Les montants sont très élevés: 2,4 millions de DH pour une assistante de direction, 4,8 millions de DH pour un directeur central et une quinzaine d'autres cas de même envergure.
Ces pratiques concernent un petit nombre de personnes qui les cumulent.
A cela s'ajoutent des contrats de sous-traitance passés par la Banque Populaire avec des entreprises créées ou contrôlées par des cadres, lesquels disposent du pouvoir de passer les contrats. Il s'agit particulièrement de Madibat et Groupe 4. Madibat s'occupe d'entretien. Groupe 4 est une société de gardiennage. S'ajoute encore le cas d'Essoukna, société de promotion immobilière, filiale de la Banque Populaire, et qui réalise la plupart des bâtiments de sa maison mère et d'autres bâtiments tel l'Espace Porte d'Anfa à Casablanca. L'un de ses principaux prestataires de services se trouve être aussi le président d'une Banque Populaire Régionale. Essoukna a 40 millions de DH au capital (détenu à 50/50 par le Crédit Populaire et la Banque Populaire) mais bénéficie d'un compte courant d'associé de la Banque Populaire d'un peu plus de 71 millions de DH au 31 mars 1998. Rapporté au capital, le compte courant sort d'une gestion normale: placement improductif. Ce dernier s'ajoute aux autres placements improductifs de la Banque.

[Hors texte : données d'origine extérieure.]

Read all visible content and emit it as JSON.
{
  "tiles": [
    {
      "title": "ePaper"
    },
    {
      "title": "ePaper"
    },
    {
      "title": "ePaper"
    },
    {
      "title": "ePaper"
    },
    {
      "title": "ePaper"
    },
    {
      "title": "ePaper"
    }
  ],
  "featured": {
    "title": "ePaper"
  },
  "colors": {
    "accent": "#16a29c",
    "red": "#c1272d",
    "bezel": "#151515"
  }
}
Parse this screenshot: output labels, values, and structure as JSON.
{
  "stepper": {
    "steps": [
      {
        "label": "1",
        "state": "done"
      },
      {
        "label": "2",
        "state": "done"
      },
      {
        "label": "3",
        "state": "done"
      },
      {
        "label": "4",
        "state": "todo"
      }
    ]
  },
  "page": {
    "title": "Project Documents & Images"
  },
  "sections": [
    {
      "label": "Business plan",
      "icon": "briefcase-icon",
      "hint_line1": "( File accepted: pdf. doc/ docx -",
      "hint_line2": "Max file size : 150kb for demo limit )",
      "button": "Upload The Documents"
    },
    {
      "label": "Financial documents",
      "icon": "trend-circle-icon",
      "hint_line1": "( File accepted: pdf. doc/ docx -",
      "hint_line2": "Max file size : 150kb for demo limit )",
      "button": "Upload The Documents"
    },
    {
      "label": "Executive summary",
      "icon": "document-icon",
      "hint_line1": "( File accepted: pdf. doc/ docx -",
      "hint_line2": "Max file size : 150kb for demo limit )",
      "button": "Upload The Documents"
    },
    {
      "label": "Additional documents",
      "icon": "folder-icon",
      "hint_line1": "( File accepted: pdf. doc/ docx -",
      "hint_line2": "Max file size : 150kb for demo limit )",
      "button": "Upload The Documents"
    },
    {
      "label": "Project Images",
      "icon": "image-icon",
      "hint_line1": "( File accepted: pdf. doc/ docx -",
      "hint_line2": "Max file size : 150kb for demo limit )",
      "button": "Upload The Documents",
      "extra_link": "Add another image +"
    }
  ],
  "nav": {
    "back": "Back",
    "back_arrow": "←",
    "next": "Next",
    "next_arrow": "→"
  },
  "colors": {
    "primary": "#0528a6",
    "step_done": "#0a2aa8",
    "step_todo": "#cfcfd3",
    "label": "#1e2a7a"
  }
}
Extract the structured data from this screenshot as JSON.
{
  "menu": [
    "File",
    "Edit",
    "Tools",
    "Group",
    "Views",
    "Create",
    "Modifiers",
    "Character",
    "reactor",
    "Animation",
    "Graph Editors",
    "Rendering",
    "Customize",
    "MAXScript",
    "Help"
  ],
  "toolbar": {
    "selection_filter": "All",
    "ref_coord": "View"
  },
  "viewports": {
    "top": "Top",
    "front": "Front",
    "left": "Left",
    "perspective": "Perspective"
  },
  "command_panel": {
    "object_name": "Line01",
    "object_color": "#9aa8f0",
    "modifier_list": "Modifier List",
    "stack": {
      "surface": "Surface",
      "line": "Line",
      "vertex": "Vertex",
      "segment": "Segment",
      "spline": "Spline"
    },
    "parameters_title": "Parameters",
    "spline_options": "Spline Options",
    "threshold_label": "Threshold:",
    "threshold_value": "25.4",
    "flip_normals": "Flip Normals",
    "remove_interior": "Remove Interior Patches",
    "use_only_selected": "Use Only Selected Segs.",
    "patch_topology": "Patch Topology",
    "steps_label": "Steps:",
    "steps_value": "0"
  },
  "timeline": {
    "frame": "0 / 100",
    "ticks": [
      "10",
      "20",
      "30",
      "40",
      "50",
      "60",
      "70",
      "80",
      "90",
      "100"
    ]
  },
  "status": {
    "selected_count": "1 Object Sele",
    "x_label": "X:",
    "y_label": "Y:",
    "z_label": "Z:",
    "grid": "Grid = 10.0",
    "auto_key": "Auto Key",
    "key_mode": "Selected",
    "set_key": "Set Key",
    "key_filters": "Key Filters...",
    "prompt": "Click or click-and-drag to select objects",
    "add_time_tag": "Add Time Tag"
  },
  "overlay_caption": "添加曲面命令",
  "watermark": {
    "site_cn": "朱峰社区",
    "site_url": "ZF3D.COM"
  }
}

Ces faits sont connus de longue date par le personnel qui ne les trouvent pas à son goût. Il comptait beaucoup sur l'arrivée de M. Maâroufi pour mettre fin à ces pratiques. Plusieurs cadres et employés ont tenté, individuellement ou en petits groupes indépendants les uns des autres, de s'en ouvrir au nouveau président, estimant que son arrivée est l'occasion d'"asseoir le développement sur des bases nouvelles et saines". Certains s'inquiètent de la formation d'une "oligarchie au niveau central et au niveau régional", laquelle "s'ac-corde des privilèges exorbitants par abus de pouvoir". La plupart réclame un audit "neutre" ou "indépendant", redoutant que la procédure d'audit des frais de gestion lancée par le Comité de réseau du 9 mars dernier ne s'appuie précisément sur "l'oligarchie en place". Quelques-uns souhaitent que le nouveau président organise des séances d'évaluation avec "des représentants de toutes les catégories du personnel". Ils expriment ainsi le désir d'un contact passant outre tout ou partie de l'état-major en place, lequel n'a pas ou plus leur confiance.

Nadia SALAH & Alié Dior NDOUR

(1) Cf L'Economiste des 2, 9 et 16 avril 1998.